Pada uji klinis fase I, pemberian quercetin 2 kali dalam selang 3 minggu pada pasien kanker indung telur stadium IV menurunkan penanda tumor CA125 dari 295 menjadi 55 unit/ml. Pasien itu sebelumnya gagal diobati melalui 6 kali kemoterapi dengan cyclophosphamide/cisplatin.
Dosis

Walau flavonoid dan alfatokoferol terbukti sebagai antikanker, dosis masih menjadi kendala. Misalnya, dalam uji klinis diberikan fl avonoid berkonsentrasi 1.400 mg/m2 melalui suntikan sebelum makan. Konsentrasi sebesar itu sulit dicapai melalui konsumsi makanan atau suplemen sehari-hari.

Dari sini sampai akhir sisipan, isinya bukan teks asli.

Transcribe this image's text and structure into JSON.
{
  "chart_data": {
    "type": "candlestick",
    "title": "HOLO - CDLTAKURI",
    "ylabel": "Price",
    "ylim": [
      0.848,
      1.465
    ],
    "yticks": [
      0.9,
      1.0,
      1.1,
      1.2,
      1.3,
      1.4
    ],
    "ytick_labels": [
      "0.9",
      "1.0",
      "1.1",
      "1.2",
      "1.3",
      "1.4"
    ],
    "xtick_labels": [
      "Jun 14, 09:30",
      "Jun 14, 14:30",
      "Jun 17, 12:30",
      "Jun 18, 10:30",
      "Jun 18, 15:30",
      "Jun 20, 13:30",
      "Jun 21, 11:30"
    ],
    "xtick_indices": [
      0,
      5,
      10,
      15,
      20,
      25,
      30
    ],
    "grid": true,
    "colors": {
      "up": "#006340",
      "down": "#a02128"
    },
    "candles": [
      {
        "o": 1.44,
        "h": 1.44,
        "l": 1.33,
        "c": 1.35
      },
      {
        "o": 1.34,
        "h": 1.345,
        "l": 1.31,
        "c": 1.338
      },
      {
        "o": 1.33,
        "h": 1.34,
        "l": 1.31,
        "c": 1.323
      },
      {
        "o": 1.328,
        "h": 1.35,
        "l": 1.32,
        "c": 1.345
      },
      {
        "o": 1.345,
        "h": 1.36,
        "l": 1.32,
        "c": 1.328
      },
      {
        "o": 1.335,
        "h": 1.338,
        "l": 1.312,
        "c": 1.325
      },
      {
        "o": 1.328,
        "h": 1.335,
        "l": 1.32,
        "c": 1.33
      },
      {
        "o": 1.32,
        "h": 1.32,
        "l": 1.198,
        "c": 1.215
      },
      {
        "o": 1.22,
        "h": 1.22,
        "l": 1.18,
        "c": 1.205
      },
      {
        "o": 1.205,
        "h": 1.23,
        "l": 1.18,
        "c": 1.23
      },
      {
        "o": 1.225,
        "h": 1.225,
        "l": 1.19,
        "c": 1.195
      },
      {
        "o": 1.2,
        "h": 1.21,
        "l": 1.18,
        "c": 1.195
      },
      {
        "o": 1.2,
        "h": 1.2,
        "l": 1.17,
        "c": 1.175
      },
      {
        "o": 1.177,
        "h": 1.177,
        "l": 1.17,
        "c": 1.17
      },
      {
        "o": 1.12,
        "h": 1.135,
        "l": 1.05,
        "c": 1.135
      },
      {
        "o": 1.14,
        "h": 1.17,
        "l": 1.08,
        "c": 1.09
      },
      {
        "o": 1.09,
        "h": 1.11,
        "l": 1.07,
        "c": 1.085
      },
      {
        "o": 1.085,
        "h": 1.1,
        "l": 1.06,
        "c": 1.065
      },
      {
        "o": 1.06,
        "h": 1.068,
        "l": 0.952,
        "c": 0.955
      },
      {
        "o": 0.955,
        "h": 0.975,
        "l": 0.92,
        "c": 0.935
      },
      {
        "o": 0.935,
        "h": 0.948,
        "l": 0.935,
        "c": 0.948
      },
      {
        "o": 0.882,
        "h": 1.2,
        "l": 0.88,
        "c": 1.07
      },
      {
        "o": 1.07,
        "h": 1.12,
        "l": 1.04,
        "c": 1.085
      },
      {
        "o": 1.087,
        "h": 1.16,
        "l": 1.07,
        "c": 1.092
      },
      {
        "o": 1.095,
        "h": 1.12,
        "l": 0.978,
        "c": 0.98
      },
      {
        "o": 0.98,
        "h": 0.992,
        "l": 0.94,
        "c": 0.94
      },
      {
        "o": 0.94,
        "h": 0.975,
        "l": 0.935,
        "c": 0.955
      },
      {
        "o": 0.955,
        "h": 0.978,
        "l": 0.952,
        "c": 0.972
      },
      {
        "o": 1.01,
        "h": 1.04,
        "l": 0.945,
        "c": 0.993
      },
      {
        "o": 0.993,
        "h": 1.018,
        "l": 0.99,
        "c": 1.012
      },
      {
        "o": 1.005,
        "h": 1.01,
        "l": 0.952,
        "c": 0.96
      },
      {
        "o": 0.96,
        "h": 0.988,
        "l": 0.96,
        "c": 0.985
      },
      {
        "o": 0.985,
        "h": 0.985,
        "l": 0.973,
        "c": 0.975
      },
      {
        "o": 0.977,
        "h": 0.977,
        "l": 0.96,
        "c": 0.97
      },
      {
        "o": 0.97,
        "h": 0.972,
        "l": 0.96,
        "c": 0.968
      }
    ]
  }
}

Konsumsi dalam bentuk herbal pun seperti makan buah simalakama. Penggunaan dosis tinggi untuk mencapai konsentrasi pengobatan. Namun, suatu senyawa aktif tertentu berakibat pada tingginya konsentrasi senyawa aktif lain yang tidak dikehendaki.

Solusinya kita mesti mengetahui senyawa aktif yang berperan. Kemudian senyawa itu diisolasi dan dimurnikan dari ekstrak herbal. Hasilnya berupa senyawa aktif tunggal yang dapat diformulasikan menjadi suatu fitofarmaka. Langkah itu mesti hati-hati karena banyak ekstrak herbal yang mengandung beberapa senyawa aktif yang saling sinergis dalam menumpas beragam penyakit. Penggunaan hanya salah satu senyawa aktif bisa berakibat menurunkan bahkan menghilangkan aktivitasnya.

Masalah lain adalah cara pemberian kepada pasien. Curcumin, misalnya, bila diberikan secara oral, ketersediaannya secara sistemik cukup rendah. Akibatnya membatasi efek terapi untuk beberapa jaringan bermasalah. Itulah sebabnya konsumsi ekstrak kunyit hanya dapat untuk mencegah kanker (sebagai antioksidan) dan tidak dapat mengobati kanker. Untuk mencapai konsentrasi terapi, curcumin perlu diberikan dengan cara lain, misalnya melalui suntikan.

Jadi, senyawa-senyawa aktif antikanker yang terkandung dalam sarang semut atau herbal lain kemungkinan senyawa-senyawa antioksidan kuat seperti dari golongan flavonoid dan vitamin E, khususnya alfatokoferol. Antioksidan itu berfungsi ganda: tak hanya mencegah, tetapi juga mengobati beragam penyakit.